Importantly, strong recognition of the need for US and EU automotive OEMs and battery manufacturers to have access to local independent supply has led to significant US government agency support for Syrah in delivering its vision and growth strategy, delivering mutual benefit through potential funding opportunities and direct and indirect tax incentives under the US Inflation Reduction Act.
“The extraordinary battery manufacturing capacity buildout in North America and strong market and government support for Syrah’s AAM capacity expansion present significant opportunities for our downstream business. Additionally, the slow pace of anode capacity development in Western regions provides an increasingly positive market position for Syrah as an ex-China AAM supplier,” Askew explained.
This year, Syrah completed a A$98-million equity raising and reached an agreement with long-term Syrah shareholder AustralianSuper to convert certain convertible notes maturing in October into shares.
“Our significant cash reserves and targeted funding for Balama from the US Development Finance Corporation provide significant liquidity to move through near-term volatile conditions in China towards sustainable cash flow operations at Balama, underpinned by increased ex-China natural graphite sales and commercial operations at Vidalia,” Askew said.
He added that the board would carefully consider a possible investment to expand Vidalia’s capacity and that this decision would only be undertaken with an appropriate funding structure and attractive business case.
“Syrah’s deep understanding of the operating environment and stakeholders relevant to the Balama operation in Mozambique has seen strong support, despite challenging market conditions. Our workforce, who are predominantly local, continue to develop well and are supportive of the flexibility that has been required,” Askew said.
He claimed that the security environment in Cabo Delgado province had been good with no issues affecting the company’s operations. Syrah’s ESG activities were fundamental to the company’s operating strategy for both Balama and Vidalia and had underpinned its activities since the first planning of the Balama mine.
Askew added that Syrah had commitments to local employment and development, with ongoing community projects under the Livelihood Development Programme, sustainable income generation in the district, and alignment to leading practice ESG frameworks.
“The Vidalia production facility and expansion project is providing clear economic benefits to Concordia Parish, in Louisiana, and Syrah is proactively engaging with its community to ensure this project and operations remain well supported,” he said.
Askew said corporate key performance indicators (KPIs) during a challenging year, along with moderate performance against personal KPIs, resulted in a meaningfully lower short-term incentive grant being awarded for 2023 compared with 2022.

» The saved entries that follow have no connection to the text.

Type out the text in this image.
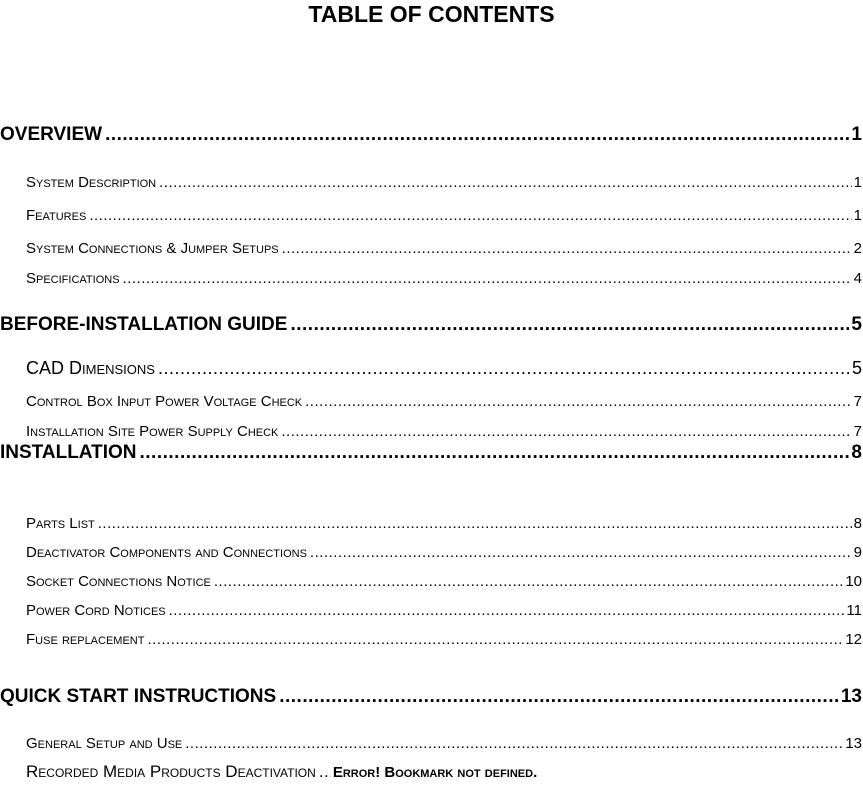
TABLE OF CONTENTS
OVERVIEW .....	1
System Description .....	1
Features .....	1
System Connections & Jumper Setups .....	2
Specifications .....	4
BEFORE-INSTALLATION GUIDE .....	5
CAD Dimensions .....	5
Control Box Input Power Voltage Check .....	7
Installation Site Power Supply Check .....	7
INSTALLATION .....	8
Parts List .....	8
Deactivator Components and Connections .....	9
Socket Connections Notice .....	10
Power Cord Notices .....	11
Fuse replacement .....	12
QUICK START INSTRUCTIONS .....	13
General Setup and Use .....	13
Recorded Media Products Deactivation ..... Error! Bookmark not defined.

Regarding the long-term incentive plan, Askew said that it is designed to align with shareholder value creation, and consequently no long-term incentives were vested at the end of 2023.
In 2020, the board of directors implemented a five-year performance and retention incentive (5YPRI), designed to consider the operational review and restructure in late 2019 and to ensure that selected personnel are remunerated in a manner which encourages high performance in driving shareholder value creation.
As much as 60% of the Year 4 tranche of the 5YPRI vested for key management personnel and 780,000 performance rights under the 5YPRI lapsed at the end of 2023, reflecting the balance of the achievement of Year 4 KPIs, Askew explained.
“Rewarding, motivating, and retaining the executive and senior leadership teams through market competitive remuneration and benefits is critical to support the future success of the company’s businesses, particularly given the unique knowledge and experience required to operate in this specialised market,” he said.